Individually, the concerts only seemed to get better, but make no mistake: on night one, the astonishing Bruckner Fifth Symphony, with its massive double-fugue final movement, set the bar extremely high. From an impossibly quiet opening, Welser-Möst conjured up a constant sense of depth – of massive imagery with both background and foreground – while simultaneously creating a sense of procession, as if gliding past doors whose curtains were abruptly jerked open to reveal spacious vistas (or in some instances, other doors). The turbulent Adams Guide to Strange Places that preceded it seemed an amiable companion, with its shimmering movement and dramatic brass episodes. The composer – the living one, that is – was on hand, as he was all three occasions, to accept a huge audience response, with many on their feet.

Bruckner’s Seventh, perhaps the most serene and cogent of the four, nevertheless gives hints of the towering intensity that appear in the Eighth and the Ninth, with woodwinds peeking through like exposed electrical wiring. The tone generated by the ensemble – even in the sometimes exasperating acoustic of Avery Fisher Hall – was never less than luminous, with an enveloping warmth. Despite the gentleness, muscularity was always present.

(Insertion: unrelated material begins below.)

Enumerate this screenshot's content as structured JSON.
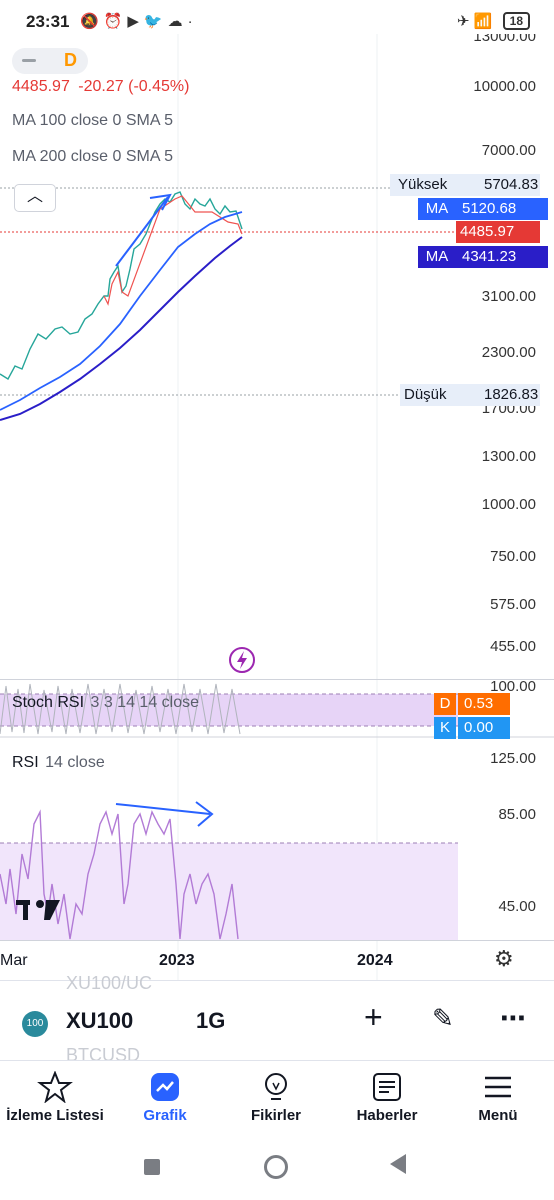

Perhaps the climax came on Saturday night, when Welser-Möst unfurled the original 1887 version of the Eighth, with many differences from the more familiar Robert Haas edition. (I grew up on recordings by Bernard Haitink and Herbert von Karajan, both of whom used the Haas.) But after hearing the original, where does one put it in one’s memory? It is like discovering you have a long-lost sibling whom you have to get to know – one that makes you re-evaluate your roots all over again. Of countless details, most small, the most notable differences are in the first movement, which ends in a triumphant blaze (Haas closes in a whisper), and in the Scherzo, with many phrases extended beyond the Haas revision to the point that the changes feel like clipping a bird’s wings. And in the spellbinding finale, right before the crucial turn to C major, the original contains one last murmuring aside, as if the composer is second-guessing himself before the thundering conclusion. Notably, of the four concerts, this one was the sole outing without an Adams pairing. Given the work’s emotional impact, matched with the Cleveland ensemble’s heroic musicianship, it is hard to imagine what might precede it.

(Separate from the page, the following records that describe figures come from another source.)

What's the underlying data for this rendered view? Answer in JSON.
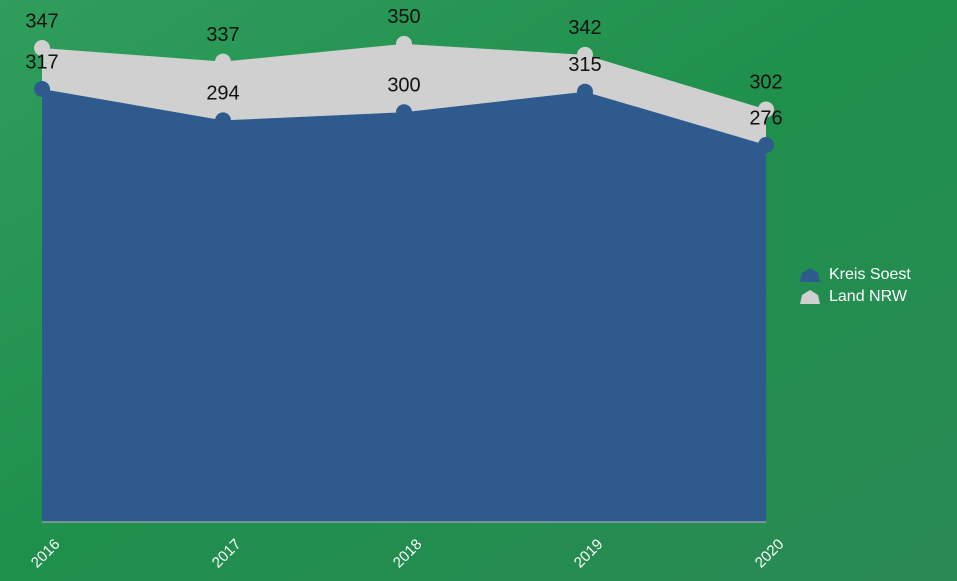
{
  "chart_data": {
    "type": "area",
    "categories": [
      "2016",
      "2017",
      "2018",
      "2019",
      "2020"
    ],
    "series": [
      {
        "name": "Land NRW",
        "color": "#d0d0d0",
        "values": [
          347,
          337,
          350,
          342,
          302
        ]
      },
      {
        "name": "Kreis Soest",
        "color": "#2e5a8e",
        "values": [
          317,
          294,
          300,
          315,
          276
        ]
      }
    ],
    "ylim": [
      0,
      400
    ],
    "legend": "right"
  }
}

The final afternoon began with a bracing reading of Adams’s Doctor Atomic Symphony, which extracts some of the opera’s most striking material, and in its concision somehow proves (to these ears) even more successful than the complete score. The work ends with J. Robert Oppenheimer’s John Donne aria, “Batter My Heart,” with the vocal line scored for trumpet (Michael Sachs, sounding superb), whose quiet anguish somehow echoes the finale of the Bruckner Ninth that followed. During the overwhelmingly chromatic Ninth (the Adagio from Mahler’s Tenth Symphony kept surging through my brain), with some of the most transparent playing of all, the orchestra combined humility and strength to create a mysterious, radiant experience that evoked a sublime spirit finally coming to rest.

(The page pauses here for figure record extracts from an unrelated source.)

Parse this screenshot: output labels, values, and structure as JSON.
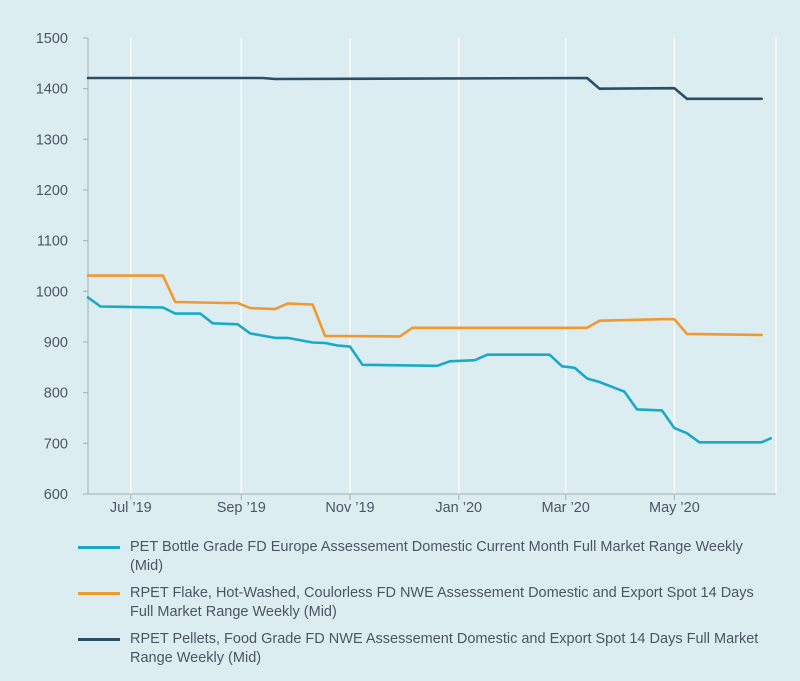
{
  "chart_data": {
    "type": "line",
    "title": "",
    "xlabel": "",
    "ylabel": "",
    "ylim": [
      600,
      1500
    ],
    "yticks": [
      600,
      700,
      800,
      900,
      1000,
      1100,
      1200,
      1300,
      1400,
      1500
    ],
    "xlim": [
      "2019-06-07",
      "2020-06-27"
    ],
    "xticks": [
      {
        "date": "2019-07-01",
        "label": "Jul ’19"
      },
      {
        "date": "2019-09-01",
        "label": "Sep ’19"
      },
      {
        "date": "2019-11-01",
        "label": "Nov ’19"
      },
      {
        "date": "2020-01-01",
        "label": "Jan ’20"
      },
      {
        "date": "2020-03-01",
        "label": "Mar ’20"
      },
      {
        "date": "2020-05-01",
        "label": "May ’20"
      }
    ],
    "grid": "vertical",
    "legend_position": "bottom",
    "series": [
      {
        "name": "PET Bottle Grade FD Europe Assessement Domestic Current Month Full Market Range Weekly (Mid)",
        "color": "#1aa9c9",
        "points": [
          [
            "2019-06-07",
            988
          ],
          [
            "2019-06-14",
            970
          ],
          [
            "2019-07-19",
            968
          ],
          [
            "2019-07-26",
            956
          ],
          [
            "2019-08-09",
            956
          ],
          [
            "2019-08-16",
            937
          ],
          [
            "2019-08-30",
            935
          ],
          [
            "2019-09-06",
            917
          ],
          [
            "2019-09-20",
            908
          ],
          [
            "2019-09-27",
            908
          ],
          [
            "2019-10-11",
            899
          ],
          [
            "2019-10-18",
            898
          ],
          [
            "2019-10-25",
            893
          ],
          [
            "2019-11-01",
            891
          ],
          [
            "2019-11-08",
            855
          ],
          [
            "2019-12-20",
            853
          ],
          [
            "2019-12-27",
            862
          ],
          [
            "2020-01-10",
            864
          ],
          [
            "2020-01-17",
            875
          ],
          [
            "2020-02-21",
            875
          ],
          [
            "2020-02-28",
            852
          ],
          [
            "2020-03-06",
            849
          ],
          [
            "2020-03-13",
            828
          ],
          [
            "2020-03-20",
            821
          ],
          [
            "2020-04-03",
            802
          ],
          [
            "2020-04-10",
            767
          ],
          [
            "2020-04-24",
            765
          ],
          [
            "2020-05-01",
            730
          ],
          [
            "2020-05-08",
            720
          ],
          [
            "2020-05-15",
            702
          ],
          [
            "2020-06-19",
            702
          ],
          [
            "2020-06-24",
            710
          ]
        ]
      },
      {
        "name": "RPET Flake, Hot-Washed, Coulorless FD NWE Assessement Domestic and Export Spot 14 Days Full Market Range Weekly (Mid)",
        "color": "#f2992e",
        "points": [
          [
            "2019-06-07",
            1031
          ],
          [
            "2019-07-19",
            1031
          ],
          [
            "2019-07-26",
            979
          ],
          [
            "2019-08-23",
            977
          ],
          [
            "2019-08-30",
            977
          ],
          [
            "2019-09-06",
            967
          ],
          [
            "2019-09-20",
            965
          ],
          [
            "2019-09-27",
            976
          ],
          [
            "2019-10-11",
            974
          ],
          [
            "2019-10-18",
            912
          ],
          [
            "2019-11-29",
            911
          ],
          [
            "2019-12-06",
            928
          ],
          [
            "2020-03-13",
            928
          ],
          [
            "2020-03-20",
            942
          ],
          [
            "2020-04-24",
            945
          ],
          [
            "2020-05-01",
            945
          ],
          [
            "2020-05-08",
            916
          ],
          [
            "2020-06-19",
            914
          ]
        ]
      },
      {
        "name": "RPET Pellets, Food Grade FD NWE Assessement Domestic and Export Spot 14 Days Full Market Range Weekly (Mid)",
        "color": "#2a4e65",
        "points": [
          [
            "2019-06-07",
            1421
          ],
          [
            "2019-09-13",
            1421
          ],
          [
            "2019-09-20",
            1419
          ],
          [
            "2020-03-13",
            1421
          ],
          [
            "2020-03-20",
            1400
          ],
          [
            "2020-05-01",
            1401
          ],
          [
            "2020-05-08",
            1380
          ],
          [
            "2020-06-19",
            1380
          ]
        ]
      }
    ]
  }
}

It is hard to overstate the achievement of this wondrous orchestra and this compelling conductor, who had never before played all four symphonies in such close succession. As an athletic event, it was arresting; as a spiritual one, it is still providing me sustenance weeks later.

Bruce Hodges

(NB: The ensemble has now released DVDs of all four symphonies, Nos. 5, 7, 8 and 9. For the Eighth, taped in Severance Hall, the ensemble uses the 1887 version heard here.)